Remember, the tour has been down this road before.
This is the 20-year anniversary of the Vantage Championship, which was created to add some pop to the end of the season. The $1 million purse was enormous in 1986. There was a $500,000 bonus to the winner of a season-long points competition, along with a $25,000 bonus to the player who led each of the nine statistical categories.
That was the precursor to the TOUR Championship.
'It was done to help the fields at the end of the year,' Curtis Strange once said. 'The top players didn't play any more than they would have, but guys from (Nos.) 25 to 50 did everything in their power to get into it.'
The success of the FedExCup depends on how it is received not next year, but the following years when the novelty wears off. Does it go the route of the TOUR Championship and take on an air of insignificance? Does it reach a point where $10 million is chump change?
No matter how the tour promotes the FedExCup, greatness in golf is defined four weeks out of the year. And those four weeks are in April, June, July and August, not the tail end of the season with a $10 million prize that likely will be deferred.
'It's not just about the majors now,' Stewart Cink tried to explain on Tuesday. 'We're talking about the whole season, where you're trying to beat your peers. To me, that means a lot.'
So, Stewart, would you rather win a major or the FedExCup?

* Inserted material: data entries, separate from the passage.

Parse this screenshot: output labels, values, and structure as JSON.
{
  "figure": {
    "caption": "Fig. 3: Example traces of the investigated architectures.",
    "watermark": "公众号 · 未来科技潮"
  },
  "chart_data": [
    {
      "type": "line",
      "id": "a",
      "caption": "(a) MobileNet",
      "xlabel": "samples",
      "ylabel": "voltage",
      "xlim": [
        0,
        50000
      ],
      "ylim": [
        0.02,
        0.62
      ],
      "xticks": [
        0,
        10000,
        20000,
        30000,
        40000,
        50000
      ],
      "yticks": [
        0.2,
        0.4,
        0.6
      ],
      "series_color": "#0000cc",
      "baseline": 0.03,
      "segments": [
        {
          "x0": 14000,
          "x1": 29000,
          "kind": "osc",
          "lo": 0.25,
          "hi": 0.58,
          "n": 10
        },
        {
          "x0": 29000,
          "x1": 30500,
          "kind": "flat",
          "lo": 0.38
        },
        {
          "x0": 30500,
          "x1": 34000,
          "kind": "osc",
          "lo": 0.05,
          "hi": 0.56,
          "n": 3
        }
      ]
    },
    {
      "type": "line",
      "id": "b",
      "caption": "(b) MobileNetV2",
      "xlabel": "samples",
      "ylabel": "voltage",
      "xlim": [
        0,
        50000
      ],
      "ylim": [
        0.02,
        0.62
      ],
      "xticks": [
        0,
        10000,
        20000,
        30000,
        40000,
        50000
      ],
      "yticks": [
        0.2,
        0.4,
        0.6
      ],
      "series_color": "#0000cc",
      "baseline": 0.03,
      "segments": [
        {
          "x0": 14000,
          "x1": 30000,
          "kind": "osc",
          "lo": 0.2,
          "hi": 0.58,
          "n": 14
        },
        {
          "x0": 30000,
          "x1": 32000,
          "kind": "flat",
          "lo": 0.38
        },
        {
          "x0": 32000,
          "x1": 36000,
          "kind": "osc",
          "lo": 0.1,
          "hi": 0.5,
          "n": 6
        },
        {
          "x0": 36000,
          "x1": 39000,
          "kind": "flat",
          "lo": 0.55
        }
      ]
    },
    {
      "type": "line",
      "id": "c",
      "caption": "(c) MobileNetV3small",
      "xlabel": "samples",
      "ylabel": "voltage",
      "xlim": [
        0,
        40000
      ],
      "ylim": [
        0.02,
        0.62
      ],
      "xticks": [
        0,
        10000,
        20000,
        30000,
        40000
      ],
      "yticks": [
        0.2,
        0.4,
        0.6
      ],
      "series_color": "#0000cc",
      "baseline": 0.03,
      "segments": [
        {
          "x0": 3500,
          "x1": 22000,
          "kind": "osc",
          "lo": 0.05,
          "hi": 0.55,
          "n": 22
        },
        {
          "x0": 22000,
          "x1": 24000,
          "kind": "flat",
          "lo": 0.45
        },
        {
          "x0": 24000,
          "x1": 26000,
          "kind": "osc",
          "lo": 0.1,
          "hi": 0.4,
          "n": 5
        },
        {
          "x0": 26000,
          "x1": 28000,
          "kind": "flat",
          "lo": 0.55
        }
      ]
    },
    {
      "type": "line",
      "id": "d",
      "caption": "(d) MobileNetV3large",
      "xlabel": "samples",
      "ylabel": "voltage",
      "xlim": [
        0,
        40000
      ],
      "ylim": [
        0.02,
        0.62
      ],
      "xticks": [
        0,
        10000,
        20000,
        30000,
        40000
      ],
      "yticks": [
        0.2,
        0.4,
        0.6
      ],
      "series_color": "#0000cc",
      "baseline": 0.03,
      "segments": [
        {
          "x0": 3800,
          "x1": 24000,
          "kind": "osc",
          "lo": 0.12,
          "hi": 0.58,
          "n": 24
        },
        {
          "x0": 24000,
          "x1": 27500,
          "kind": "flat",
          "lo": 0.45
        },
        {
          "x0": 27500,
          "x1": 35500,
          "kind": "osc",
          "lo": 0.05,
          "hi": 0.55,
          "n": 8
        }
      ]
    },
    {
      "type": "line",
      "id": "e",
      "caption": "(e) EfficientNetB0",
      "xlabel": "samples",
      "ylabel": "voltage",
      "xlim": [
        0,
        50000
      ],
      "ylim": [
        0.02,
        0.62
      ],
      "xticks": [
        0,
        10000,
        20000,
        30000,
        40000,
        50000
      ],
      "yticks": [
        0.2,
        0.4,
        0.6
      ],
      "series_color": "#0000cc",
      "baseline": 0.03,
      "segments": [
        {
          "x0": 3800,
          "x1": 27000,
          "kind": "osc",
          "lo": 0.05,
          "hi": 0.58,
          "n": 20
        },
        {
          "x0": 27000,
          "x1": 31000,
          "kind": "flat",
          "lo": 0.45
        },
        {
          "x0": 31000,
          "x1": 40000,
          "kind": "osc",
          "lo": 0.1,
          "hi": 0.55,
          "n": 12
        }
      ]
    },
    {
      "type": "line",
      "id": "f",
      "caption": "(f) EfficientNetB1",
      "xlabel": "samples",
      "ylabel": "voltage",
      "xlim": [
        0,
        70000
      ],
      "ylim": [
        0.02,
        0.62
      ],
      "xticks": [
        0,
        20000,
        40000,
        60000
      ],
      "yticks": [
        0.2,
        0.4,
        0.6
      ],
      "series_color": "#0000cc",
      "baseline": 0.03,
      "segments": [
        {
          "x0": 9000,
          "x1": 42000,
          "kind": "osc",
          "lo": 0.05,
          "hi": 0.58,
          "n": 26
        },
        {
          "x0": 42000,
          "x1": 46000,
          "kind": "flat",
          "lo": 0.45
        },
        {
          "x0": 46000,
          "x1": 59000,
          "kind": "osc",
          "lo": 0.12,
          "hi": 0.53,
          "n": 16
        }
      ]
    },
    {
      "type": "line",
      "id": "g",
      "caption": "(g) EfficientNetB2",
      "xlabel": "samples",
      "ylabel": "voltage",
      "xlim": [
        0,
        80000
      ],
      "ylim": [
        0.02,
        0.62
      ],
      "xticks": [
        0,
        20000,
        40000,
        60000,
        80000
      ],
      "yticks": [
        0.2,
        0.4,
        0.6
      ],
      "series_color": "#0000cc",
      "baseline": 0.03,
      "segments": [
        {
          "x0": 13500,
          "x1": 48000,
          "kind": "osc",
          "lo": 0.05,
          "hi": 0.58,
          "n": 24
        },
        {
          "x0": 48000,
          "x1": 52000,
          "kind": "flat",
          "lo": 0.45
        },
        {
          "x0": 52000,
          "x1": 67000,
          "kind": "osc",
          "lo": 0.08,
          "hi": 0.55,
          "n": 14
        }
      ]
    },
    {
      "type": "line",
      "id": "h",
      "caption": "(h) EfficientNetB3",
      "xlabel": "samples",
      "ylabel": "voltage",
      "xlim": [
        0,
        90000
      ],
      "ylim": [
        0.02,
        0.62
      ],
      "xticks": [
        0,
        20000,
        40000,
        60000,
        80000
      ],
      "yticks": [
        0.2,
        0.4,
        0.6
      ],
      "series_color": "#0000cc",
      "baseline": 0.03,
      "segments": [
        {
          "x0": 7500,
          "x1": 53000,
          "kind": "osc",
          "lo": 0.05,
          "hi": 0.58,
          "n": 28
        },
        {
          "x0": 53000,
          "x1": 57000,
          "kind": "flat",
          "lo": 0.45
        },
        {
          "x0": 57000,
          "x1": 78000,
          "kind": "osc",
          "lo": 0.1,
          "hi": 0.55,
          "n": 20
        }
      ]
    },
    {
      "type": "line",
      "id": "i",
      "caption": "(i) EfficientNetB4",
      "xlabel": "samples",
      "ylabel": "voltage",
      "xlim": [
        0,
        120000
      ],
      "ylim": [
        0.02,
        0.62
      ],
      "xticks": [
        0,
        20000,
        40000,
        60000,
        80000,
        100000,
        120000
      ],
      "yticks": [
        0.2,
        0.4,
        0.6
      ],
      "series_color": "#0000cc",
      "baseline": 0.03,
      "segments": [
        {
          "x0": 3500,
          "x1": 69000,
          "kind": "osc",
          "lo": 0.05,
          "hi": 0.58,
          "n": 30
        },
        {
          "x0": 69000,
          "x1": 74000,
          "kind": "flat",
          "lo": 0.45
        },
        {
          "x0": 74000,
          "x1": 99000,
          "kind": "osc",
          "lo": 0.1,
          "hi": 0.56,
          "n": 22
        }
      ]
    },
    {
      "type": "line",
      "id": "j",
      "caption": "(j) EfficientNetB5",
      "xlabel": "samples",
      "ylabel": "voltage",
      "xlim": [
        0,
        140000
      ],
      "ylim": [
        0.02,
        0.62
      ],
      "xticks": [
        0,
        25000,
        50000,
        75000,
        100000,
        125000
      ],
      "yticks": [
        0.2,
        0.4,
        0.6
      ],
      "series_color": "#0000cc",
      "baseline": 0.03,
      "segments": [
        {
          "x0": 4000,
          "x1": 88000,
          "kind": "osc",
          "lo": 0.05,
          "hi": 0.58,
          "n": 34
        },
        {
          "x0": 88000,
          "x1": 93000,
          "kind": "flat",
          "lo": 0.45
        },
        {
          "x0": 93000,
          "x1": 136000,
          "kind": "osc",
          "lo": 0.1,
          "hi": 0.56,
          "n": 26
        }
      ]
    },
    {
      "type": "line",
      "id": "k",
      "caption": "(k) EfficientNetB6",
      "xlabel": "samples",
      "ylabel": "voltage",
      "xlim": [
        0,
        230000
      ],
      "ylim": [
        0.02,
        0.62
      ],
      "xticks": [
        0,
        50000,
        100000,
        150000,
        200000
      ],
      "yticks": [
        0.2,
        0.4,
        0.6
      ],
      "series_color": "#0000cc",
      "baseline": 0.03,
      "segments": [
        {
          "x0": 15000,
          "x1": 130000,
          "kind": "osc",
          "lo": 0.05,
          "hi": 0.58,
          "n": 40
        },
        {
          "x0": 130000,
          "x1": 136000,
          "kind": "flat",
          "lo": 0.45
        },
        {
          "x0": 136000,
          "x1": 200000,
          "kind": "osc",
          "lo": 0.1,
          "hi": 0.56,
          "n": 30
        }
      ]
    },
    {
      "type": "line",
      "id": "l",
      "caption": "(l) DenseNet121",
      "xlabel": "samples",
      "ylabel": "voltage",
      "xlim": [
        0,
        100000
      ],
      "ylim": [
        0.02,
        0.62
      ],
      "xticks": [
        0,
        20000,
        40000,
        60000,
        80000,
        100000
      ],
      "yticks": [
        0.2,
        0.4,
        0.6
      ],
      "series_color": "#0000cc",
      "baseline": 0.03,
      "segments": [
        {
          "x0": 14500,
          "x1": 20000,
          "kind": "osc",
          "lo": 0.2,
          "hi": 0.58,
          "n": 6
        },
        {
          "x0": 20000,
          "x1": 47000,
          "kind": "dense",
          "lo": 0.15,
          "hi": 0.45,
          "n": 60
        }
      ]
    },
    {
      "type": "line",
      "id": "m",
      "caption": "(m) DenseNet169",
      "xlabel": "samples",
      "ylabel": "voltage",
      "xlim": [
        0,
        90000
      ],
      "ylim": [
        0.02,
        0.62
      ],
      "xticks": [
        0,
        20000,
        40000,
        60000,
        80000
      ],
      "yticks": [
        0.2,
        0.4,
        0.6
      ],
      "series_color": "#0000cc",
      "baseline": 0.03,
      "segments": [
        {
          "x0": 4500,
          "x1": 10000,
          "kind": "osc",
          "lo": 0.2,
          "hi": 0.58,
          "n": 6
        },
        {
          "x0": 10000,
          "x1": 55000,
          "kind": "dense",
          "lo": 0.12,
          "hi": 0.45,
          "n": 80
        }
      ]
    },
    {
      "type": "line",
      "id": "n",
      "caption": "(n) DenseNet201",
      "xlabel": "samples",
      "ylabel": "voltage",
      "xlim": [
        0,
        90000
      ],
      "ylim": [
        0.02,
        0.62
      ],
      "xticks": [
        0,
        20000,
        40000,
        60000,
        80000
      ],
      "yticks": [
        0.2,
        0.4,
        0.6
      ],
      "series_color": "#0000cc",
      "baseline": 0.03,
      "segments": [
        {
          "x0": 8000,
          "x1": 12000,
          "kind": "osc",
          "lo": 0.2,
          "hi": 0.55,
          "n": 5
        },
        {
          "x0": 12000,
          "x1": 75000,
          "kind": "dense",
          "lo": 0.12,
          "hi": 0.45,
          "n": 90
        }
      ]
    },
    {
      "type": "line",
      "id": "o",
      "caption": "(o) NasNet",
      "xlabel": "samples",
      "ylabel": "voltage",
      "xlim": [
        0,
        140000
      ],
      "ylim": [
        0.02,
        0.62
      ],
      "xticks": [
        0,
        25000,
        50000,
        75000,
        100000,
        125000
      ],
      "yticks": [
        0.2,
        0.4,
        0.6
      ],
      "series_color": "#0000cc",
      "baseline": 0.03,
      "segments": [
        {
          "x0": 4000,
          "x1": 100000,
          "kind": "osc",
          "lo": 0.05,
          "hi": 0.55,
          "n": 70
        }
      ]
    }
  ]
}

'I probably would rather win a major,' he said, 'because I've never won one yet.'
Don't read anything more into Woods missing the TOUR Championship. It has been an extraordinary year of highs and lows, and he indicated to a couple of players at the American Express Championship that he was done for the year. If not for previously signed contracts in Asia, he probably would not have played again until his Target World Challenge.
Expect to see Woods nearly every week during the FedExCup 'playoffs' next year. For one thing, he owes it to the tour as much as he barked about the need for a shorter season that ends in late September. He likely will skip a few tournaments he normally plays the first half of the year to get ready for a big finish.
And even if misses one of the 'playoff' events, will that mean the FedExCup is a flop?
Those tournaments will still get enough top players to have accomplished its mission of trying to keep golf compelling after the majors.